In a way, the story of “The Legend” is story of determination that is cultivated into the professional life by Global Agency; by İzzet Pinto and his team of 25 people, who rose to popularity via TV shows they sold abroad and made a name for themselves. Before I went to Cannes, we had arranged a coffee meeting with Pinto. I had the chance to meet him at last year’s MIPCOM for the first time and I was deeply impressed by the success story that I hadn’t listened personally from him, but it was apparent from the streets of Cannes. Aside from the activities that the country of honor Turkey organized at last year’s fair, we had been awestruck by the Magnificent Century: Kosem launch...

The launch for Magnificent Century: Kösem would need to be focused on separately, so we’ll stick to our topic for now. As we had arranged in advance, we met with Pinto at Mocca at the last day of the fair which was just as hectic and intense as last year’s MIPCOM, though not as crowded.

Pinto talking about "The Legend"

İzzet Pinto is one of those people who is in love with what he does.
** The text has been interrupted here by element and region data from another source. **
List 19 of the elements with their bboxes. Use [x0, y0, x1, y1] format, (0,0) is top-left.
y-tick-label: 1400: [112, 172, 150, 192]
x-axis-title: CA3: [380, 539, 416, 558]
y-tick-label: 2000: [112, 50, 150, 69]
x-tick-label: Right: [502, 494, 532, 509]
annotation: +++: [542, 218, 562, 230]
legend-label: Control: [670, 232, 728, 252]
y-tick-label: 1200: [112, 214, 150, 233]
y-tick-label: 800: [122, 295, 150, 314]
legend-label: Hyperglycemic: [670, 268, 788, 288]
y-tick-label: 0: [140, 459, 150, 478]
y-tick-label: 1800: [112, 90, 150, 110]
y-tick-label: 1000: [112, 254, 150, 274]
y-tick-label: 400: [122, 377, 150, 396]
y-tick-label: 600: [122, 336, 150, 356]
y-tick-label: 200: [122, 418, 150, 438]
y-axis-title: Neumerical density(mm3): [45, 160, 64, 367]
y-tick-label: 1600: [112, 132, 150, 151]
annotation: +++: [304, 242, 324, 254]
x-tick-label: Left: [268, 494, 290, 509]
As he talks, I can’t help but think to myself “if you do your job with such passion, it is impossible to fail”. Ten years ago when he had just 500 euros in his pocket, he got ten thousand euros of financial aid from a close friend (mind you: not a ‘loan’, because he agreed to pay double if he made it whereas if he failed, he warned his friend of the risk of never getting it back), loaded up the banners for the only format he had obtained thus far, settled in the cheapest, remotest and the smallest corner of the fair. Today, his company is a million-dollar business that sells formats and TV shows all over the world. “It was a 9 square-meter corner with no decoration whatsoever. My sister and I would tape up the same posters every morning which had fallen down the night before” he says with reminiscent eyes.

Pinto is one of those people who was born with a silver spoon in his mouth but chose to grow on his own. As a matter of fact, he succeeded in everything he took up. He told his cousin he would sell the book he/she wrote abroad and he did. One of his friends asked him why he didn’t do format trade and he said he would. “Back then I wasn’t familiar with the industrial jargon. I first had a Lebanese customer who liked the show but didn’t trust me to do business with and told me he’d visit me in my office. I had no office! I called one of my friends upon my return to İstanbul and asked to borrow his office. I took down his sign and everything. The customer visited and I sold the format. Years later in a chat, he told me that he had known at first glance that the office wasn’t mine” he says, thinking back to his first steps in the industry. He speaks with gratitude about the companies and people who believed in him as he thrived.